Sickle cells versus normal RBS (source)
A parent with or a carrier of the sickle cell trait can pass the trait down to their child. A person born with sickle cell traits from the mother and father has sickle cell anemia. A child with only one of the sickle cell genes is healthy and is only a carrier of the gene.
There is a point mutation on both copies of the Hemoglobin-beta (HBB) gene on chromosome 11. This point mutation causes an amino acid to be changed, and instead of glycine in the genetic code there is serine. This causes Hemoglobin-A to change to Hemoglobin-S and makes red blood cells change from normal to sickle shaped. Because sickle cells are destroyed rapidly in infected bodies, it causes anemia, which causes dizziness, tiredness, and shortness of breath. Other symptoms are acute chest syndrome, jaundice (yellowing of skin, eyes, and mouth), vulnerability to bacterial infections, eye problems, pain/sickle crises, stroke, priapism, and spleen, kidney, and liver damage. These symptoms are caused by the clogging of sickle cells in veins. Sickle Cell Anemia is mostly found in African countries and African Americans. This disease affects 20 million people worldwide and more than 100,000 in the U.S. alone.
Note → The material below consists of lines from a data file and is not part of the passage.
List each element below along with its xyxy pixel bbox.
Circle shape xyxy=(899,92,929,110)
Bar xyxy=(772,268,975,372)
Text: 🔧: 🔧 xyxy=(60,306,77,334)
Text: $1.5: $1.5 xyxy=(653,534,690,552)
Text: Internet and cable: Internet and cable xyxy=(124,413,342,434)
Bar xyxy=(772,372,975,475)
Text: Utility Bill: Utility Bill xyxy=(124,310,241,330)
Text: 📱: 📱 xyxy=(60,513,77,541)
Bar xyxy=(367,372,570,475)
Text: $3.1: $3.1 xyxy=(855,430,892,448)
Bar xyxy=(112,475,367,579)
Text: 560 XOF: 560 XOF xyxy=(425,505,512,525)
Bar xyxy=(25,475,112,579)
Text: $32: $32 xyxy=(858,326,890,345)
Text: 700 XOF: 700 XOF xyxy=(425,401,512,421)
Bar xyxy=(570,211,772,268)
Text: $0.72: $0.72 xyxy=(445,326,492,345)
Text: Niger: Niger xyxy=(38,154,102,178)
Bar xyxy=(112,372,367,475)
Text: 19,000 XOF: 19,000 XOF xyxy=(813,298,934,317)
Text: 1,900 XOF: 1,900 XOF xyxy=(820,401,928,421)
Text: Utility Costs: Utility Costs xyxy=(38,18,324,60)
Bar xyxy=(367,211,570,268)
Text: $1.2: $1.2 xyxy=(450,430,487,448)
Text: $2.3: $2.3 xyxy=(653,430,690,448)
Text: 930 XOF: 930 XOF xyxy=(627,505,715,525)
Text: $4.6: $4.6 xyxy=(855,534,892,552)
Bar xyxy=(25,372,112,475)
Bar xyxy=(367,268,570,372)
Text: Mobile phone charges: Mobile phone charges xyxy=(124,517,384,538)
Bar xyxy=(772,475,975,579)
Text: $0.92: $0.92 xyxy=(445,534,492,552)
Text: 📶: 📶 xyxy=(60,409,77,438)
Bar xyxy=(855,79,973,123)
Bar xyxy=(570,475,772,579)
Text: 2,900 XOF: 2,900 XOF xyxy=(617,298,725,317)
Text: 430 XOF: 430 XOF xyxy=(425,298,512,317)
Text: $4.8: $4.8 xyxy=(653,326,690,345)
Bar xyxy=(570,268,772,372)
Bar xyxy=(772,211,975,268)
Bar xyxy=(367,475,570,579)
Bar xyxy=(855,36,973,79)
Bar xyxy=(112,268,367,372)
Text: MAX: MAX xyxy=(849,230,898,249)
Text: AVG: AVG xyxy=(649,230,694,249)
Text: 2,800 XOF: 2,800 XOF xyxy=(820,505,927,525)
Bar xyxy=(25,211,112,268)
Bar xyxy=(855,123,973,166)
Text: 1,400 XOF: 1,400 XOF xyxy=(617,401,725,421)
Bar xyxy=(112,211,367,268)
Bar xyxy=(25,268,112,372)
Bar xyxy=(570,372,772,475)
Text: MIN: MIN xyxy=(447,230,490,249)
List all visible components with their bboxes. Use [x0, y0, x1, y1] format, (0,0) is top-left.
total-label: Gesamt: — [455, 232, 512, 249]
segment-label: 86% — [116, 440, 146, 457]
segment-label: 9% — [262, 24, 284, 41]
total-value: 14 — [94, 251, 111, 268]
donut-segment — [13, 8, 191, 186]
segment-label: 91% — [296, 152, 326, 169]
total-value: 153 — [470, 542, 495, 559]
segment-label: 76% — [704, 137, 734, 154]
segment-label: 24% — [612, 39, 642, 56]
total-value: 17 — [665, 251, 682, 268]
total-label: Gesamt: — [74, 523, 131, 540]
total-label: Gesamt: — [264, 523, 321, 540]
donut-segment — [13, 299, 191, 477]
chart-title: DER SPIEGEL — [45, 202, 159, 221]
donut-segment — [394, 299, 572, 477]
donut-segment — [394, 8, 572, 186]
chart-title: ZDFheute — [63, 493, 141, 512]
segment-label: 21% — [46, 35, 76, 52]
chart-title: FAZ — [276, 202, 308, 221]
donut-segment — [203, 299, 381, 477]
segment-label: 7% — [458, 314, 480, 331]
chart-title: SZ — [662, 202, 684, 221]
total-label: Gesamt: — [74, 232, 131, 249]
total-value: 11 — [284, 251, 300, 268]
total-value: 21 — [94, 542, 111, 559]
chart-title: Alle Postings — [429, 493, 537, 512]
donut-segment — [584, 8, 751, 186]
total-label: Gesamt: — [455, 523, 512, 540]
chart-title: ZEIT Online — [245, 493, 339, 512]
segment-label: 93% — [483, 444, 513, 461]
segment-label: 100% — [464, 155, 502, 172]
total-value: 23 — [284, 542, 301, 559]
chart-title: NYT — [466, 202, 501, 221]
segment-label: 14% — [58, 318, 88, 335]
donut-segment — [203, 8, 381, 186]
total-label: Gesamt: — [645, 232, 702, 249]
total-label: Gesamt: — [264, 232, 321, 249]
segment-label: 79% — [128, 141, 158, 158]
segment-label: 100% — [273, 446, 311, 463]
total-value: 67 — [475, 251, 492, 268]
In sickle cell disease, a genetic mutation causes red blood cells to take a crescent, or sickle, shape that can block blood vessels. (source)
Sickle Cell Anemia is a life-long disease, but with the help of modern medicine and research, 50% of patients are able to live past 50. Treatments that have been used for the disease include pain management, antibiotics, and blood transfusions. Currently, the only “cure” is a bone marrow transplant. If a sickle cell patient has a compatible sibling who is willing to do the transplant, it can be done, but there is a lot of risk and only 18% of patients have a compatible sibling. There is a potential cure in gene therapy. Recent studies have tried to correct the defective gene in Hemoglobin and then insert it into the bone marrow of the sickle cell patient. Although there is no definite cure yet, recent studies show lots of promise. There is also base editing where you can replace the nitrogen base in the genetic code for hemoglobin.